AS WE FORGIVE by Barbara Neil (St. Martin’s: $15.95). When a not too attractive, not too interesting young woman, Lydia, begins a love affair with her childhood friend’s rich father, Ben, many plot possibilities occur to the reader of this novel. Certainly, Lydia is trying to become a part of her beautiful friend Nathalie’s family, as she so wanted to when she was a child. And she is finally able to compete with Nathalie for Ben’s attention. Check: Both of these are made clear through the use of flashback. Ben would rather be having an affair with his own daughter, Nathalie, but Lydia will do as a surrogate. Check again: Ben’s fascination with his own daughter threatens Lydia’s growing love for him when Nathalie returns, compliments of a meddlesome friend of Ben.
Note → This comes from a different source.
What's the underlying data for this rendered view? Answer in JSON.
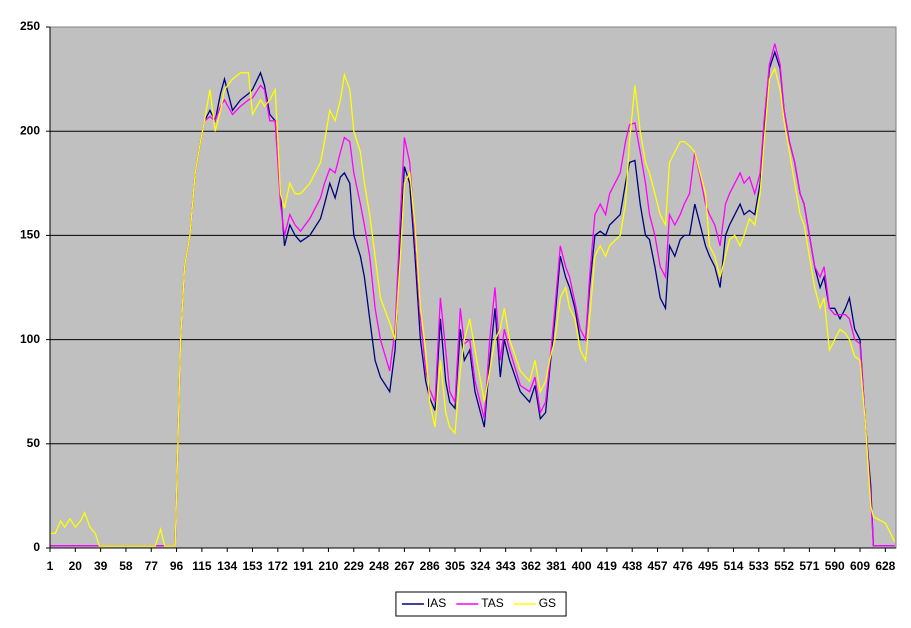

Because of incestuous desires, something lethal must happen. Of course.
This is not to suggest that plot is all there is to a novel. But the writing style here is as stodgy as the plotting, the prose graceless, the attempts at point of view experimentation unbelievable. Barbara Neil loses us completely when she attempts to give us some notion of what’s going on in Ben’s head, and it’s all run-on sentences that explain things we already know, or guess.
Characterization, too, is problematic. Lydia is so low-key that she seems near-catatonic, and aside from that, she’s just plain dull. One gets the feeling that this is a crafty soap opera, trying to escape its genre by removing all the gloss and fever from it. But, as television has discovered, the really interesting parts of soap opera are the gloss and fever, wardrobes, cat fights, hysteria. “As We Forgive” is a depressed soap opera, in desperate need of some surprises.